No domingo à tarde, o ministro britânico para o ‘Brexit’, Dominic Raab, fez uma visita imprevista a Bruxelas para tentar resolver pessoalmente “questões importantes” com o negociador chefe dos 27, Michel Barnier, mas sem sucesso.
Poucas horas depois, o ministério emitiu um comunicado admitindo que, apesar dos progressos em algumas áreas cruciais nos últimos dias, “continuam por resolver uma série de questões relacionadas com o ‘backstop”.
Em causa está o expediente a aplicar na fronteira entre a Irlanda do Norte, território britânico, e a República da Irlanda, membro da UE, se até dezembro de 2020, fim do período de transição previsto, não estiver fechado um acordo comercial entre as duas partes.
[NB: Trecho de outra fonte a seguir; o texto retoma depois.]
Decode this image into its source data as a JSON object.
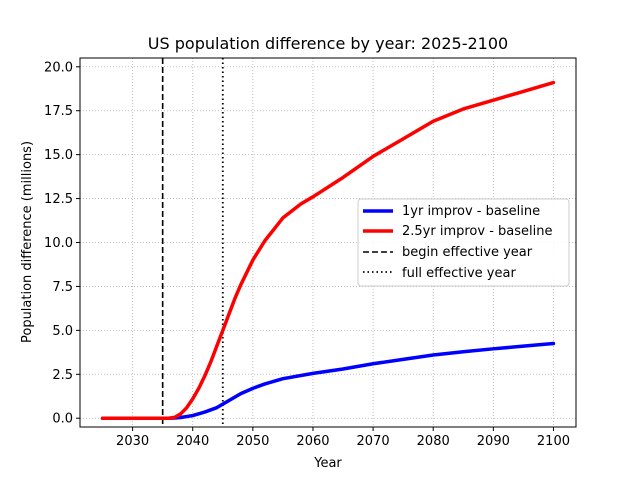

A “solução de recurso” [‘backstop’] é necessária porque tanto Londres como Bruxelas querem manter uma fronteira aberta e evitar controlos sobre pessoas e mercadorias, uma condição do acordo de paz de 1999 que pôs fim ao conflito entre republicanos católicos e unionistas protestantes.
Tusk rejeitou a proposta feita pelo Reino Unido de estabelecer uma zona de comércio livre de bens e produtos alimentares com a União Europeia após a saída da UE, alegando que “não iria funcionar” porque ia contra os princípios do mercado único europeu.
Para a primeira-ministra britânica, este modelo cumpriria o desígnio do referendo de 2016 de passar a controlar a imigração, pois estaria fora da obrigação imposta pelo mercado único de aceitar a liberdade de circulação de pessoas, e resolveria o dilema criado pela proposta da UE de alinhar apenas a Irlanda do Norte com as regras do mercado interno.
Este último cenário implicaria introduzir o que Barnier descreveu como “procedimentos administrativos” sobre mercadorias entre a Irlanda do Norte e o resto do Reino Unido que equivaleriam, no entender de Theresa May, a uma “fronteira” no Mar da Irlanda, algo que rejeitou liminarmente.
A alternativa tem a oposição firme do Partido Democrático Unionista (DUP), que rejeitou quaisquer “barreiras comerciais” da Irlanda do Norte com a Grã-Bretanha, a ilha onde estão Inglaterra, País de Gales e Escócia.
A opinião do DUP tem importância porque são os 10 deputados do partido ultraconservador que sustentam a maioria do partido Conservador na Câmara dos Comuns e um voto contra o governo, por exemplo, no orçamento de Estado, dentro de semanas, poderia desencadear uma moção de censura a Theresa May.
E no domingo surgiu uma nova frente formada pela líder do partido Conservador na Escócia, Ruth Davidson, e do ministro para a Escócia, David Mundell, que, segundo a BBC, ameaçaram demitir-se se fosse criado um novo estatuto para a Irlanda do Norte porque tal “minaria a integridade” do Reino Unido pois daria argumentos aos nacionalistas escoceses.
Nos últimos dias, especulou-se que May estaria disposta a aceitar uma permanência temporária de todo o Reino Unido na união aduaneira até ser fechado um acordo comercial, mas, ao tentar apaziguar o DUP, irritou os seus próprios ministros.
Vários jornais da imprensa britânica dão conta de que Andrea Leadsom, Penny Mordaunt ou Esther McVey estão descontentes com a ideia de May ao ponto de ponderarem a demissão.
O veredito poderá ser dado na terça-feira, véspera do Conselho Europeu, quando está previsto um conselho de ministros britânico que pode produzir mais um volte-face neste processo.
No domingo, o antigo ministro para o ‘Brexit’ David Davis escreveu um artigo no jornal Sunday Times em que apelou aos antigos colegas para se revoltarem contra o plano que qualifica de “completamente inaceitável”.
“Está na hora de o governo exercer sua autoridade coletiva. Esta semana a autoridade da nossa constituição está em jogo”, exortou Davis, que se demitiu em julho em desacordo com a estratégia da primeira-ministra e defende um acordo de comércio semelhante ao que a UE tem com o Canadá.
Em setembro, no final de um encontro informal em Salzburgo, na Áustria, o presidente do Conselho Europeu, Donald Tusk, considerou que o encontro desta semana seria “o momento da verdade”, enquanto que o presidente da Comissão Europeia, Jean Claude Juncker, falou na necessidade de “progresso significativo”.
A pressão para contornar o impasse e fechar um acordo de saída poderá levar Londres e Bruxelas a adiarem soluções definitivas para um encontro extraordinário dos 28 em novembro ou mesmo para o Conselho Europeu de dezembro.
Todavia, apesar de ter repetido que preferia sair sem acordo do que ter de aceitar um mau acordo, Theresa May não desistiu, assegurou um porta-voz no domingo ao final do dia, referindo que o governo britânico “ainda está empenhado em fazer progressos no Conselho Europeu de outubro”.